Bugüne kadar neler yaşandı?

Davanın ilk duruşması 7 Kasım'da Diyarbakır 8'inci Ağır Ceza Mahkemesi'nde görülmeye başlandı. Üç gün süren duruşmada mahkeme heyeti, sanıkların tutukluluk halinin devamına karar verdi ve ikinci duruşma için 26 Aralık tarihini belirledi. 26 Aralık'ta başlayan duruşma dün de devam etti ve üçüncü günü için bugüne, 27 Aralık saat 10.00’a ertelendi.

Güvenlik önlemleri artırıldı

Davanın bugünkü oturumu öncesinde tutuklu sanıklar cezaevinden yoğun güvenlik önlemleri altında çıkarılarak Diyarbakır Adliyesi'ne getirildi. Mahkeme çevresinde geniş güvenlik önlemleri alınırken, duruşma salonuna yalnızca taraf avukatları ve aile üyelerinin girişine izin verildi.
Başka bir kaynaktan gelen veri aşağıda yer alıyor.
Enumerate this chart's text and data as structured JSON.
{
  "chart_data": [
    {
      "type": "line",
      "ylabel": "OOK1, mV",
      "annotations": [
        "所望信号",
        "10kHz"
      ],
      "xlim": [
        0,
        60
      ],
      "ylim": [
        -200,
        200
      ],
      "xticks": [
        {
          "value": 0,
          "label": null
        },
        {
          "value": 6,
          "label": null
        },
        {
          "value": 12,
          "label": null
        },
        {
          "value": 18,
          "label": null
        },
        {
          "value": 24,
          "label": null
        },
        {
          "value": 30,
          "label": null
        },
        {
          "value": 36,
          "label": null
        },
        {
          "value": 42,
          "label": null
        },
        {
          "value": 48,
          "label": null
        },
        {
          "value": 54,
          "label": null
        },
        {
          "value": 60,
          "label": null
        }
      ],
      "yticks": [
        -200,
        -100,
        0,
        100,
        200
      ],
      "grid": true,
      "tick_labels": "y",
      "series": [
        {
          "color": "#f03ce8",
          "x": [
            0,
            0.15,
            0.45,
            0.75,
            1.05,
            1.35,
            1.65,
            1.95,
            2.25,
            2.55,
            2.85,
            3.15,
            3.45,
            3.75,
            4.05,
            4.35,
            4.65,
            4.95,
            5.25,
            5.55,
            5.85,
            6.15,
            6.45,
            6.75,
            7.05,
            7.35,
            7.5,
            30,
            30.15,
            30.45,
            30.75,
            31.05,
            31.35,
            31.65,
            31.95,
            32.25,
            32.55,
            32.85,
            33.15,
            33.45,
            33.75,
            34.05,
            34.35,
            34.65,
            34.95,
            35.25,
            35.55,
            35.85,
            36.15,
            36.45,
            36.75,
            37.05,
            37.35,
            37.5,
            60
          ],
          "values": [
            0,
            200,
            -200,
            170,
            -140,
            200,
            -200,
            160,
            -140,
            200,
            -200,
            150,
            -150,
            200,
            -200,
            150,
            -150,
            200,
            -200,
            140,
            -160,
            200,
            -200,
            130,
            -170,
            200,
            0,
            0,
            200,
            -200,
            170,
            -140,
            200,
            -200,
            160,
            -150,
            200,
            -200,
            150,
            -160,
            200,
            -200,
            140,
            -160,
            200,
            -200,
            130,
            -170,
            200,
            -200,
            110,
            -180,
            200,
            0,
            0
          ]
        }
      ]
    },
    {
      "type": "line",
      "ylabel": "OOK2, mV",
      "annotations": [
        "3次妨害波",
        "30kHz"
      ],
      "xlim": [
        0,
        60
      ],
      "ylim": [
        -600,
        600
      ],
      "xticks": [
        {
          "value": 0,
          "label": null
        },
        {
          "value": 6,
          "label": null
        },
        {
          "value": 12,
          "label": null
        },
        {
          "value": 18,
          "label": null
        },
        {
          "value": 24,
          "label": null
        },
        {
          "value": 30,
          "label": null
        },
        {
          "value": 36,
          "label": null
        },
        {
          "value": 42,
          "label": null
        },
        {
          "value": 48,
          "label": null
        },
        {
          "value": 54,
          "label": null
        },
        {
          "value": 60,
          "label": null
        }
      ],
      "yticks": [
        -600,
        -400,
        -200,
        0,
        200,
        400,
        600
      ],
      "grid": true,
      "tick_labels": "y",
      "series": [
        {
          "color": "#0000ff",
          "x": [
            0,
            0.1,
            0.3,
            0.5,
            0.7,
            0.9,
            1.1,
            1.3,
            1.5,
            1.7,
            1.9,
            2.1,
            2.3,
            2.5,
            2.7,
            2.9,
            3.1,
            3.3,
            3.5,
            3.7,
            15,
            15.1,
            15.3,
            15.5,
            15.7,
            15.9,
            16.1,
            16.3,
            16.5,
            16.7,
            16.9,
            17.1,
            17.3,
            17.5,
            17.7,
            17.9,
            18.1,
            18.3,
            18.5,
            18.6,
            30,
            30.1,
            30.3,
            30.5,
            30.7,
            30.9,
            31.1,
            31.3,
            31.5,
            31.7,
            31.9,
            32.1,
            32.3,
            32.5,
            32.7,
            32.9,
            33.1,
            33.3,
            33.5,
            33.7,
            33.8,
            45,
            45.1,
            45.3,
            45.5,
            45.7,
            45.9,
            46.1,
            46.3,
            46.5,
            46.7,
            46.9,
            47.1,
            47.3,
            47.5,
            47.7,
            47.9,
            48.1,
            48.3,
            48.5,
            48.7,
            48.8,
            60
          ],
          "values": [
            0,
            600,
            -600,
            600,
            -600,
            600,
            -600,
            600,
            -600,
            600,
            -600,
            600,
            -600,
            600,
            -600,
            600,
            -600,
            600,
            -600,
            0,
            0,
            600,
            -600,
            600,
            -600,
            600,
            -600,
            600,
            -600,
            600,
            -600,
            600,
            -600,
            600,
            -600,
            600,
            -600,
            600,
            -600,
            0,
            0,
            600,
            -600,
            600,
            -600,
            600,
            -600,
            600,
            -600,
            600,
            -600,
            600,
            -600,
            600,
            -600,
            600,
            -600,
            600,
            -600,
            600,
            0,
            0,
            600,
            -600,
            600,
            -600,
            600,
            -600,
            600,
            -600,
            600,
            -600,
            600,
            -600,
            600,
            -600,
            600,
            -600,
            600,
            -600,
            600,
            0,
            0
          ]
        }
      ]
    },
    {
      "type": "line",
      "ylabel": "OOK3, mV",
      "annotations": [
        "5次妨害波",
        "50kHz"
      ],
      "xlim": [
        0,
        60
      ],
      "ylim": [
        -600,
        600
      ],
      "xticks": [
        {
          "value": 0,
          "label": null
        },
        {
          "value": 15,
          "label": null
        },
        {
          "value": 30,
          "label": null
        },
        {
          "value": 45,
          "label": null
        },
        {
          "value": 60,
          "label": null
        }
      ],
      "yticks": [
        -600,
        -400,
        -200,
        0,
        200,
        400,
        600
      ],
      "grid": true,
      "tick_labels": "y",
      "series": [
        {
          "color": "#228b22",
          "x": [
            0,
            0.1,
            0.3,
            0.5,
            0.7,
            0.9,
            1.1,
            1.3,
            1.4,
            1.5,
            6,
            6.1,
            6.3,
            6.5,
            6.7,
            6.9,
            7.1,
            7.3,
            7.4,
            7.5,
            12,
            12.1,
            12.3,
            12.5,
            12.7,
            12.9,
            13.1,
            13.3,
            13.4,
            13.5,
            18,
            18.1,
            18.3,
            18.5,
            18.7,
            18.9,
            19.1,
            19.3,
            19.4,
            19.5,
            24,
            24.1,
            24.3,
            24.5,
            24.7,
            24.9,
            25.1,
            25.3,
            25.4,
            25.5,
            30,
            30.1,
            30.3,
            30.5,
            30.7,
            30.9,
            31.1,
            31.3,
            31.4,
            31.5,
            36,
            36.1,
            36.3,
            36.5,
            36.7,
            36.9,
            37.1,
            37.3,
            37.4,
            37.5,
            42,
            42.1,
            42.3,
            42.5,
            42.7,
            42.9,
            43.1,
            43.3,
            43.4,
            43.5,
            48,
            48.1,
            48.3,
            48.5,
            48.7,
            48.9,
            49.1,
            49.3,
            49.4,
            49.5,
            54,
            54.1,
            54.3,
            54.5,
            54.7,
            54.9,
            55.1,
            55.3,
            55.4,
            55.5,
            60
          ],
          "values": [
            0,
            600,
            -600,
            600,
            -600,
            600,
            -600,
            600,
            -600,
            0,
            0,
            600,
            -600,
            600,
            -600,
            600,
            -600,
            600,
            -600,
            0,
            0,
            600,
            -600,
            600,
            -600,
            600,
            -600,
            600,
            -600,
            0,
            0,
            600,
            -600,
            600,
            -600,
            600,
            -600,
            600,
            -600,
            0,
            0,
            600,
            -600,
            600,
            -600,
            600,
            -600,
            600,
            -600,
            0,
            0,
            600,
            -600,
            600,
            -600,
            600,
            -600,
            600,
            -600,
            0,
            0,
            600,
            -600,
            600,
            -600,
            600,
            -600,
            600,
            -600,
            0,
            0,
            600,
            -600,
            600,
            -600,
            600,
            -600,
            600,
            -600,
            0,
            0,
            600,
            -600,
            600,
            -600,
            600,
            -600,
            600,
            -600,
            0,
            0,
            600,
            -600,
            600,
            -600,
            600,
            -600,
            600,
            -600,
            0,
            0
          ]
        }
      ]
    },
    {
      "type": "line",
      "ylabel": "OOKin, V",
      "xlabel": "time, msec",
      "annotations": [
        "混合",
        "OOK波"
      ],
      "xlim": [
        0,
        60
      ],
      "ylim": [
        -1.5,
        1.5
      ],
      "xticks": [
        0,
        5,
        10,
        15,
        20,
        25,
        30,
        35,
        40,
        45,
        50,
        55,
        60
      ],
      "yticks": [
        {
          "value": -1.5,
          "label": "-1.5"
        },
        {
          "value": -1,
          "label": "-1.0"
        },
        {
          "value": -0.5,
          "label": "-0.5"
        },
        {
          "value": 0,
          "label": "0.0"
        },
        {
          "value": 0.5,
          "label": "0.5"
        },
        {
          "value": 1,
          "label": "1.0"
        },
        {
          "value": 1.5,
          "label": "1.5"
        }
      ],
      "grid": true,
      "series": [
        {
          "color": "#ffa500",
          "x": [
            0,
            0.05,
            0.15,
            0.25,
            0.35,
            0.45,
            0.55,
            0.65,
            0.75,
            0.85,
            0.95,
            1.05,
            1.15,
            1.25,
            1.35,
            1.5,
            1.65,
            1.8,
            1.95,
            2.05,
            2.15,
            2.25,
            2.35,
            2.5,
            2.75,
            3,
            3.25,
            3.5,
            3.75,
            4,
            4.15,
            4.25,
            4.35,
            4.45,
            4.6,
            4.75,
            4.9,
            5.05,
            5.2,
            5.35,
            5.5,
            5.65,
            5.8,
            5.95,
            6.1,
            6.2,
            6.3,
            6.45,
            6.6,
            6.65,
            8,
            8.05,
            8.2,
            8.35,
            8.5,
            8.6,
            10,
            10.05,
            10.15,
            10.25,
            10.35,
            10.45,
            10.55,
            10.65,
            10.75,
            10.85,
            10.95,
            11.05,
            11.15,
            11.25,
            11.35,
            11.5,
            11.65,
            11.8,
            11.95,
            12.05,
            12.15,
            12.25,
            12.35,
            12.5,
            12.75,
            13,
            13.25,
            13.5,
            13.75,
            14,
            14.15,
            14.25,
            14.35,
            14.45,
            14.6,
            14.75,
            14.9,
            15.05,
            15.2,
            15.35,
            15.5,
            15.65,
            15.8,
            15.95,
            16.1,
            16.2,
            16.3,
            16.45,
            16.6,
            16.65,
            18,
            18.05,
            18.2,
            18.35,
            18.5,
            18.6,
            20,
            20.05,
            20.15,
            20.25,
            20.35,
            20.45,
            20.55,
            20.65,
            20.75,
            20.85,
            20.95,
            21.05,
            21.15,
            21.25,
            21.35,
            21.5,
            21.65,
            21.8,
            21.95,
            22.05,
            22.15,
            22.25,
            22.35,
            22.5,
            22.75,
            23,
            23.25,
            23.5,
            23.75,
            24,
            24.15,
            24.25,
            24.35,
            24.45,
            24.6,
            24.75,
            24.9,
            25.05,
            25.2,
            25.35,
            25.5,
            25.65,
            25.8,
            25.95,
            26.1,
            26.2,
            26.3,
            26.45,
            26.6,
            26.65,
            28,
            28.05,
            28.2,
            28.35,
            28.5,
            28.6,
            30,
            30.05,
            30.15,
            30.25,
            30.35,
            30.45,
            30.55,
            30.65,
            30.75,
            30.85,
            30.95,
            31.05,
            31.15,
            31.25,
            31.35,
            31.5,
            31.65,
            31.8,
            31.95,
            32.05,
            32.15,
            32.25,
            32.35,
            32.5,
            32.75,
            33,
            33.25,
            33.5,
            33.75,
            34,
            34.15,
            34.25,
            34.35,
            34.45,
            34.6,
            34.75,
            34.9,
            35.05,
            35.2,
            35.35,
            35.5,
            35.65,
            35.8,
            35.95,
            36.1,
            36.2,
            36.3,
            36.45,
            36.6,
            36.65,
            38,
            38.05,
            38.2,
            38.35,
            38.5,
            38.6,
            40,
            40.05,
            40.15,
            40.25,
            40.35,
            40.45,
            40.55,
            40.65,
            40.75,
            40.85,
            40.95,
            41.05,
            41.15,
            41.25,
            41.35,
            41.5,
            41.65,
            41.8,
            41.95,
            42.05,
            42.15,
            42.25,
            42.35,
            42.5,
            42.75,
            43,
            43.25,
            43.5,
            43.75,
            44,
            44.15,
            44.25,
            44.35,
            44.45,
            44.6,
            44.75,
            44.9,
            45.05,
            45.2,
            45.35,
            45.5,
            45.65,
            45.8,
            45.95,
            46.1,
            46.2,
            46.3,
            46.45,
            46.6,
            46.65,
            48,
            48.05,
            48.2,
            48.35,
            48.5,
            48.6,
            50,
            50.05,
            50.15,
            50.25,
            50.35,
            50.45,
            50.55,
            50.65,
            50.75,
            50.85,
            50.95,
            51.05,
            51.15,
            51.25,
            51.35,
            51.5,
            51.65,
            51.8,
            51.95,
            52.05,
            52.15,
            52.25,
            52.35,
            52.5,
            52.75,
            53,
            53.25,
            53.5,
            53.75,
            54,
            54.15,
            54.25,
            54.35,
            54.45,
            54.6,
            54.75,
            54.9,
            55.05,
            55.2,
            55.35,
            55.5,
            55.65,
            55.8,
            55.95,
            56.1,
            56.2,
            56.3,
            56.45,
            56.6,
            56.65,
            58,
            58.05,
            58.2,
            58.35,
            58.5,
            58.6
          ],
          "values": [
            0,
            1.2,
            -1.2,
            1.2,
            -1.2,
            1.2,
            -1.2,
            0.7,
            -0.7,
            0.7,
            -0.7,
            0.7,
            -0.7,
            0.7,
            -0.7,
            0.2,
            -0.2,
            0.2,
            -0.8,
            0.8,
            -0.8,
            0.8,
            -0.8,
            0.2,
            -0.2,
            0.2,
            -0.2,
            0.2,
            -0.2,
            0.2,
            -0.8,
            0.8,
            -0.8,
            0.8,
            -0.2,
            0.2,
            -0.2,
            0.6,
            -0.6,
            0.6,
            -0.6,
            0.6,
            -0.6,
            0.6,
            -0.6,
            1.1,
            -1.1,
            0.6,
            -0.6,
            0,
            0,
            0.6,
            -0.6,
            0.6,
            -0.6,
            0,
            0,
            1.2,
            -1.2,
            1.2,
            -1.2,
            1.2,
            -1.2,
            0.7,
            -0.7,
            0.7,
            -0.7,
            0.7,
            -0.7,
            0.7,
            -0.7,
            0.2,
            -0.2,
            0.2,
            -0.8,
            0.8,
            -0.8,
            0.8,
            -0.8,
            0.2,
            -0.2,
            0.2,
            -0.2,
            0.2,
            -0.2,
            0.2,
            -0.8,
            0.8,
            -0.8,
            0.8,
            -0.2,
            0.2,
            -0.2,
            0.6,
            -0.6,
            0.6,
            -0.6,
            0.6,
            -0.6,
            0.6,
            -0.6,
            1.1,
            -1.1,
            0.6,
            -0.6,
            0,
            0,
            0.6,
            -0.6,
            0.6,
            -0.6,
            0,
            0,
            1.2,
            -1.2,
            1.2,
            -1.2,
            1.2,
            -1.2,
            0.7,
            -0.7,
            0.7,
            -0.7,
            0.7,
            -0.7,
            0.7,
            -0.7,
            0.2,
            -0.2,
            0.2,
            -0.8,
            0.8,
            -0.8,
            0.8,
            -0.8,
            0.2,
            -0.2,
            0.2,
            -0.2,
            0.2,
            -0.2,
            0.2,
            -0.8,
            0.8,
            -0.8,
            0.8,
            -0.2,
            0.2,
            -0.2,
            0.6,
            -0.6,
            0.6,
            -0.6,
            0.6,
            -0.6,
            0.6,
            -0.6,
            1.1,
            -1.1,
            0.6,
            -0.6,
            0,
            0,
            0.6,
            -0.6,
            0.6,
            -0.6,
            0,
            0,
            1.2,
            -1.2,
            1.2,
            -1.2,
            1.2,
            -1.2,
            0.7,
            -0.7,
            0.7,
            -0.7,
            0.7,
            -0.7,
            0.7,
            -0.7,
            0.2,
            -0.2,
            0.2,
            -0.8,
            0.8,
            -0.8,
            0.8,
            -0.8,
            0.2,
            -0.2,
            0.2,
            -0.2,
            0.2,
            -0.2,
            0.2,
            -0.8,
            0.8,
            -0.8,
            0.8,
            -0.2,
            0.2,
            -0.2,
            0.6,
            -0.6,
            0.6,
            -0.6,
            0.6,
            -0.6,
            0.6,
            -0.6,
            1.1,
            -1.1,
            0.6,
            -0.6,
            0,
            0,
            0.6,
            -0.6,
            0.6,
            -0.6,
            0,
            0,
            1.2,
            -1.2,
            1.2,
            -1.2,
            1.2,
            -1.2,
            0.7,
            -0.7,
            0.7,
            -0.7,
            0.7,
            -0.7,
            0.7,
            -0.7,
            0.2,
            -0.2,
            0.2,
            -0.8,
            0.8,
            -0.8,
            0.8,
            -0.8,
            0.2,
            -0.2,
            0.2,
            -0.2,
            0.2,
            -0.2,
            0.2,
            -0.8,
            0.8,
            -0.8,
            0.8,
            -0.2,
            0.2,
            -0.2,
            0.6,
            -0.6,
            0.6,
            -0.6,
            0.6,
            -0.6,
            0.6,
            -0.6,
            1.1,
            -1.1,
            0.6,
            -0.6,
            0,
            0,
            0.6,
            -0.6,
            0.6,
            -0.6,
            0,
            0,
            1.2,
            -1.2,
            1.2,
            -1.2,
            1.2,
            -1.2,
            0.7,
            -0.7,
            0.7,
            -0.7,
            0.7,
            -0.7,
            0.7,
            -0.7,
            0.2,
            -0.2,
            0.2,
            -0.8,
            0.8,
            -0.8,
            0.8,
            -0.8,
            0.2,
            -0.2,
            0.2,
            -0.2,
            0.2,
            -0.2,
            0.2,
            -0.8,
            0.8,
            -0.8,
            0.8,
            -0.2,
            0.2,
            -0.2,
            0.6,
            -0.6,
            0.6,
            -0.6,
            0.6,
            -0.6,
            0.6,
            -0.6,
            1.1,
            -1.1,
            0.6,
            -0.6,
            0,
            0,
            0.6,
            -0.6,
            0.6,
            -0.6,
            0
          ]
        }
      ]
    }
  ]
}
Kamuoyunun tepkisi sürüyor

Küçük Narin’in korkunç ölümü, hem Diyarbakır'da hem de tüm ülkede derin bir infial yarattı. Özellikle çocuğa yönelik şiddet ve suçların önlenmesi için cezaların artırılması gerektiğini savunan vatandaşlar, mahkeme sürecini yakından takip ediyor.